Only capturing (and gathering capture interface information) may require a root account, but even that can usually be "circumvented", see ["CaptureSetup/CapturePrivileges"] for details how to do so.

Protect Yourself!

There are some things you can do:

  • Always update to the latest Ethereal version available as bugs are fixed often. You can join the announce mailing list to stay informed about new versions.
  • Don't run Ethereal as root/Administrator! See ["CaptureSetup/CapturePrivileges"] for details how to do so.

  • Analyze capture files in an uncritical environment. You may create a special (limited) user account or even use a dedicated machine for this task.
  • Use a small capture tool which is less likely affected by security bugs, e.g.: tcpdump (upcoming: dumpcap) and transfer the capture file to the uncritical environment mentioned above

Help is on the way!

The Ethereal developers agree that the current situation isn't actually satisfying.

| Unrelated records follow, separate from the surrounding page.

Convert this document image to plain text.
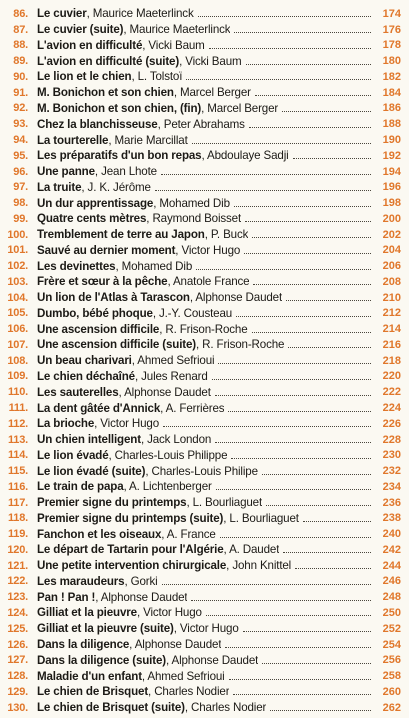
86. Le cuvier, Maurice Maeterlinck	174
87. Le cuvier (suite), Maurice Maeterlinck	176
88. L'avion en difficulté, Vicki Baum	178
89. L'avion en difficulté (suite), Vicki Baum	180
90. Le lion et le chien, L. Tolstoï	182
91. M. Bonichon et son chien, Marcel Berger	184
92. M. Bonichon et son chien, (fin), Marcel Berger	186
93. Chez la blanchisseuse, Peter Abrahams	188
94. La tourterelle, Marie Marcillat	190
95. Les préparatifs d'un bon repas, Abdoulaye Sadji	192
96. Une panne, Jean Lhote	194
97. La truite, J. K. Jérôme	196
98. Un dur apprentissage, Mohamed Dib	198
99. Quatre cents mètres, Raymond Boisset	200
100. Tremblement de terre au Japon, P. Buck	202
101. Sauvé au dernier moment, Victor Hugo	204
102. Les devinettes, Mohamed Dib	206
103. Frère et sœur à la pêche, Anatole France	208
104. Un lion de l'Atlas à Tarascon, Alphonse Daudet	210
105. Dumbo, bébé phoque, J.-Y. Cousteau	212
106. Une ascension difficile, R. Frison-Roche	214
107. Une ascension difficile (suite), R. Frison-Roche	216
108. Un beau charivari, Ahmed Sefrioui	218
109. Le chien déchaîné, Jules Renard	220
110. Les sauterelles, Alphonse Daudet	222
111. La dent gâtée d'Annick, A. Ferrières	224
112. La brioche, Victor Hugo	226
113. Un chien intelligent, Jack London	228
114. Le lion évadé, Charles-Louis Philippe	230
115. Le lion évadé (suite), Charles-Louis Philipe	232
116. Le train de papa, A. Lichtenberger	234
117. Premier signe du printemps, L. Bourliaguet	236
118. Premier signe du printemps (suite), L. Bourliaguet	238
119. Fanchon et les oiseaux, A. France	240
120. Le départ de Tartarin pour l'Algérie, A. Daudet	242
121. Une petite intervention chirurgicale, John Knittel	244
122. Les maraudeurs, Gorki	246
123. Pan ! Pan !, Alphonse Daudet	248
124. Gilliat et la pieuvre, Victor Hugo	250
125. Gilliat et la pieuvre (suite), Victor Hugo	252
126. Dans la diligence, Alphonse Daudet	254
127. Dans la diligence (suite), Alphonse Daudet	256
128. Maladie d'un enfant, Ahmed Sefrioui	258
129. Le chien de Brisquet, Charles Nodier	260
130. Le chien de Brisquet (suite), Charles Nodier	262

Current effort is spend in several ways to improve Ethereal in that regard:

  • Automated tests uncovers previously unknown bugs
  • code reviews take place
  • potential unsecure functions are removed from the code
  • privilege seperation is being implemented (running the capture code in it's own task)
  • ... and many other things

You'll find more information about that effort at the ["Development/Security"] page.

As it's a lot of effort involved in the above tasks, it's unpredictable when they'll be finished (if ever).